Why?

When creating Snaked, my snake classification model I needed to find a way to improve results. Super-Convergence was just that, a way to train a model faster whilst getting better results! HOWEVER, I found no guides on how to do it with the built-in PyTorch scheduler.

Learn the theory

Before you go through this you'd probably like to know what super-convergence is and how it works. The general gist is to increase the learning rate as much as possible at the beginning and then progressively decrease it at a cyclical rate. This is because larger learning rate's train faster, but cause the loss to diverge. My focus here is with PyTorch though, so I myself won't explain any further.

Here's a list of resources to delve deeper:

Imports

import torch
from torchvision import datasets, models, transforms
from torch.utils.data import DataLoader

from torch import nn, optim
from torch_lr_finder import LRFinder

Setting Hyperparameters

Set transforms

transforms = transforms.Compose([
transforms.RandomResizedCrop(size=256, scale=(0.8, 1)),
    transforms.RandomRotation(90),
    transforms.ColorJitter(),
    transforms.RandomHorizontalFlip(),
    transforms.RandomVerticalFlip(),
    transforms.CenterCrop(size=224), #ImgNet standards
    transforms.ToTensor(),
    transforms.Normalize((0.485, 0.456, 0.406), (0.229, 0.224, 0.225)), # ImgNet standards
])

Load the data, model and basic hyper parameters

train_loader = DataLoader(datasets.CIFAR10(root="train_data", train=True, download=True, transform=transforms))
test_loader = DataLoader(datasets.CIFAR10(root="test_data", train=False, download=True, transform=transforms))

model = models.mobilenet_v2(pretrained=True)

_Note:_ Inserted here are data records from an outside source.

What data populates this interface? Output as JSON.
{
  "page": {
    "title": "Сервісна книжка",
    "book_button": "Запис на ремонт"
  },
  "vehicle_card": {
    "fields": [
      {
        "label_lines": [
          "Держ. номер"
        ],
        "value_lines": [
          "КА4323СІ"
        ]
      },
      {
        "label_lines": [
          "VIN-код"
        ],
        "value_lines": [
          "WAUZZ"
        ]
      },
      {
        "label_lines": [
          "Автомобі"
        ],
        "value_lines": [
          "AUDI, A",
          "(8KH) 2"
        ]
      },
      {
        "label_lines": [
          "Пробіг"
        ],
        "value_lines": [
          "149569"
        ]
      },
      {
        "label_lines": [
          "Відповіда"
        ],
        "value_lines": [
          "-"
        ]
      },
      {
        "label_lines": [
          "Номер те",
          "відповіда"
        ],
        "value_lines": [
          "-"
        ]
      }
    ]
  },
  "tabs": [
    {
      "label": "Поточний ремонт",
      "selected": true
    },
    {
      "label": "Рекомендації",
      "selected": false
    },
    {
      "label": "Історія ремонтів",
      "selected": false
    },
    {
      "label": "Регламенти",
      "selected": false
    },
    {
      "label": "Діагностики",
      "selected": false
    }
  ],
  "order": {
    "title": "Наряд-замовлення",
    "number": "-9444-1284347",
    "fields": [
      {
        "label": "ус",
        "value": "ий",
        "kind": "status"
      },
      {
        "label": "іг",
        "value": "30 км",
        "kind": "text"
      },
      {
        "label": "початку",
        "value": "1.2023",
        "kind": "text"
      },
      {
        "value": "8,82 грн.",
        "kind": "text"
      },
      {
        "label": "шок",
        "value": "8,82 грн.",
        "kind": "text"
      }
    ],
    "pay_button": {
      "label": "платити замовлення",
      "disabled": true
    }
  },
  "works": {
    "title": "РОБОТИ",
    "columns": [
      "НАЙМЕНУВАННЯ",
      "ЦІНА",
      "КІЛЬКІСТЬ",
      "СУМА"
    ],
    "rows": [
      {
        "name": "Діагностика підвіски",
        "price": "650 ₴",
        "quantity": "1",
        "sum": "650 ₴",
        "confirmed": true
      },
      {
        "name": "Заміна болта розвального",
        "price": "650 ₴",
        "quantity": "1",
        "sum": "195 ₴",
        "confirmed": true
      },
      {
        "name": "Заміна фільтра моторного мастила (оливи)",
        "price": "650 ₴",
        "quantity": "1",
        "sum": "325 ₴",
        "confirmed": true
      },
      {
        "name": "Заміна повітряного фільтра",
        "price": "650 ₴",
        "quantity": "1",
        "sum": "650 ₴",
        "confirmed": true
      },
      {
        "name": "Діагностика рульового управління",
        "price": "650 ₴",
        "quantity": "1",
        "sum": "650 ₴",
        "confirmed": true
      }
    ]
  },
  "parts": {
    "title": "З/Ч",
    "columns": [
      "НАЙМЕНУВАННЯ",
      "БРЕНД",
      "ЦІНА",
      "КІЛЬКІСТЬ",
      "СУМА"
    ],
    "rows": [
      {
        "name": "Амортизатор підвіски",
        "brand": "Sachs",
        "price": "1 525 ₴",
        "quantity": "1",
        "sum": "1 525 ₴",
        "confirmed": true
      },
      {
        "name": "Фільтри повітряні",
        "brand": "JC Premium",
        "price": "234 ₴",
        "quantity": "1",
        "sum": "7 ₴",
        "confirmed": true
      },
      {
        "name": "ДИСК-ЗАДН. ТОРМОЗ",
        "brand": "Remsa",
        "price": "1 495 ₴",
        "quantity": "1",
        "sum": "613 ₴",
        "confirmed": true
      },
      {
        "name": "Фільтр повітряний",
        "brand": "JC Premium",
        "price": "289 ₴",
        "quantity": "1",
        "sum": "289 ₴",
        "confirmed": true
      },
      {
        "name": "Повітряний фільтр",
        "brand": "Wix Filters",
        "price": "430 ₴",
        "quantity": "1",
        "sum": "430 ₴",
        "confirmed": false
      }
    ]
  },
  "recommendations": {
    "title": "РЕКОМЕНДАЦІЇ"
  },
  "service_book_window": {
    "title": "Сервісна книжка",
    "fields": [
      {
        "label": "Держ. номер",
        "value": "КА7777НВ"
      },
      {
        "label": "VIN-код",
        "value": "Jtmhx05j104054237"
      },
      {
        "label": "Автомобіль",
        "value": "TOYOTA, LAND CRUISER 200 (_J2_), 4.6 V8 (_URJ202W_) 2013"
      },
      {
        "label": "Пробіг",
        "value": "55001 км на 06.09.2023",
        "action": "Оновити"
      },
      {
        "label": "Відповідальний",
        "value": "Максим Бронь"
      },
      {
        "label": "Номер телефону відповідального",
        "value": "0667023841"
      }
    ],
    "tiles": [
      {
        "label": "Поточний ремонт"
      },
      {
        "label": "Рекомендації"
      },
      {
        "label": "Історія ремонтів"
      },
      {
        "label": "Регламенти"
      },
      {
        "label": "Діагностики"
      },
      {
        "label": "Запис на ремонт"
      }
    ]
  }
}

criterion = nn.CrossEntropyLoss()
optimizer = optim.AdamW(model.parameters())

# Set the device in use to GPU (when it's available)
device = torch.device("cuda" if torch.cuda.is_available() else "cpu")
model = model.to(device)

## Find the perfect learning rate
Note that doing this requires a separate library from [here](https://github.com/davidtvs/pytorch-lr-finder).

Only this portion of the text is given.